The last few days, amidst finishing my screenplay for a feature I am directing next year, I have been loading up on the viewing of relatively recent titles on DVDs that I would never willfully spend money on renting or buying, but nonetheless have (or had) an interest in seeing. Among the titles: Juno (a fairly satisfying film whose main vices are overly ornamental dialogue and a staggeringly high, record-making "hipster quotient"...and don't inundate my mailbox asking "What does that mean?" because I am sure you know), The Constant Gardener (engrossed me much more than I had anticipated), a second go-around for Indiana Jones and the Kingdom of the Crystal Skull, a movie that, as an Indy fan from childhood, I detested (and, whaddaya know, the movie still pissed me off) and The Assassination of Jesse James by the Coward Robert Ford (very impressive work here), among others.
I encountered a DVD at the library called Mendy, honestly a rather lackluster film, shot on HDV. The film tells a tale of religious doubt and crisis of faith rather parallel in theme to that of Devil's Playground, a documentary about the period of exile that Amish kids spend soiling their wild oats away from their tight-knit Amish community. In the case of Mendy, the story is of a Brooklyn Hasid's attempt to transcend the restrictions of his own insular community...of course, with every intention of violating the "Shomer Negiah" status (the concept in Halacha that forbids or restricts physical contact with a member of the opposite sex, except for one's spouse, children, grandchildren, parents, and grandparents). I was, right from the start, alarmed to see that the movie had been shot on HDV.
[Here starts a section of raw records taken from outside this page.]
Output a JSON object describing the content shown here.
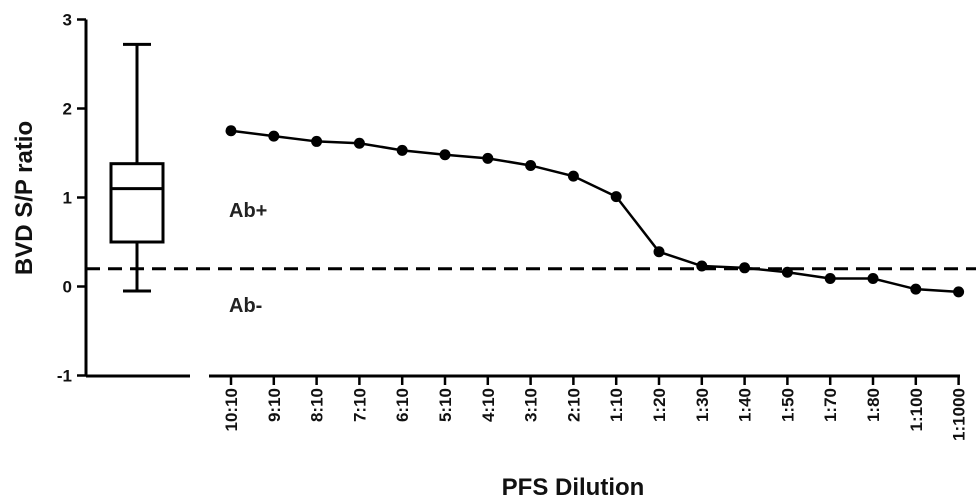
{
  "chart_data": {
    "type": "line",
    "title": "",
    "xlabel": "PFS Dilution",
    "ylabel": "BVD S/P ratio",
    "ylim": [
      -1,
      3
    ],
    "yticks": [
      3,
      2,
      1,
      0,
      -1
    ],
    "grid": false,
    "categories": [
      "10:10",
      "9:10",
      "8:10",
      "7:10",
      "6:10",
      "5:10",
      "4:10",
      "3:10",
      "2:10",
      "1:10",
      "1:20",
      "1:30",
      "1:40",
      "1:50",
      "1:70",
      "1:80",
      "1:100",
      "1:1000"
    ],
    "series": [
      {
        "values": [
          1.75,
          1.69,
          1.63,
          1.61,
          1.53,
          1.48,
          1.44,
          1.36,
          1.24,
          1.01,
          0.39,
          0.23,
          0.21,
          0.16,
          0.09,
          0.09,
          -0.03,
          -0.06
        ]
      }
    ],
    "boxplot": {
      "min": -0.05,
      "q1": 0.5,
      "median": 1.1,
      "q3": 1.38,
      "max": 2.72
    },
    "cutoff": 0.2,
    "annotations": [
      "Ab+",
      "Ab-"
    ]
  }
}
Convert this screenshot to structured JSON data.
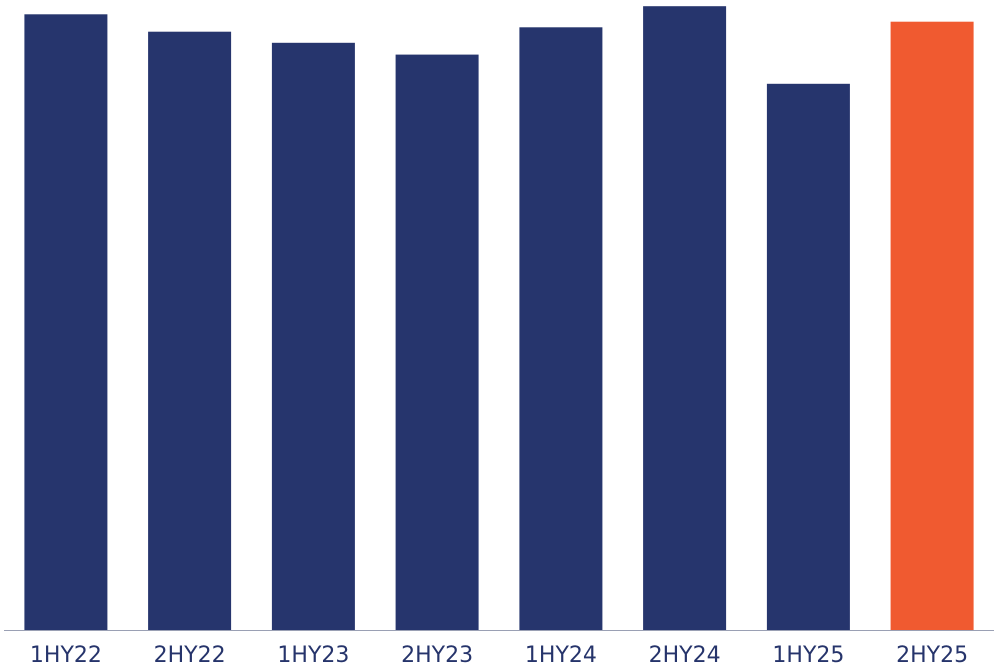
{
  "chart_data": {
    "type": "bar",
    "categories": [
      "1HY22",
      "2HY22",
      "1HY23",
      "2HY23",
      "1HY24",
      "2HY24",
      "1HY25",
      "2HY25"
    ],
    "values": [
      99.2,
      96.4,
      94.6,
      92.7,
      97.1,
      100.5,
      88.0,
      98.0
    ],
    "highlight_index": 7,
    "ylim": [
      0,
      101.5
    ],
    "grid": false,
    "legend": "none",
    "colors": {
      "bar": "#26356d",
      "highlight": "#f05a30",
      "axis": "#9aa0b4",
      "tick_label": "#26346b"
    }
  }
}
To begin, there is a very helpful link that I will provide so an unfamiliar reader can get acquainted with the differences between HD and HDV.
I have virulently avoided shooting on this format for as long as it has been on the market. I sampled the format for a weekend a few years back and wound up completely and utterly despising its flat motion, its fallibility in rendering color data properly, even in the least bit, and filmmakers' tryingly obtuse dependency on the facility of the format, and with this I am talking about overt lighting laziness. I have a filmmaker friend in the Midwest who recently completed a feature which he is now in the process of sending off to festivals. When he asked my thoughts, I came right out and expressed my dislike for the fact that he chose HDV as his shooting format. I told him that, on the first level, it detracted from my viewing experiences because the motion is the first thing one notices, and it looks so...well, to be completely honest, so ugly to me.
I am not the only one who feels this way about HDV. I know quite a few people who have opted to shoot SD 24P in lieu of HDV. There are alternatives provided in the above link I have provided. What can I say? I was called upon to shoot someone's film in Philadelphia recently. When he informed me that he was shooting HD, I informed him right out that, if he planned on using HDV, I would have to back out. That may sound snooty and abrasive, but it takes a lot for an image-maker to view images that have been in some way compromised, as I feel that HDV does rather uniformily.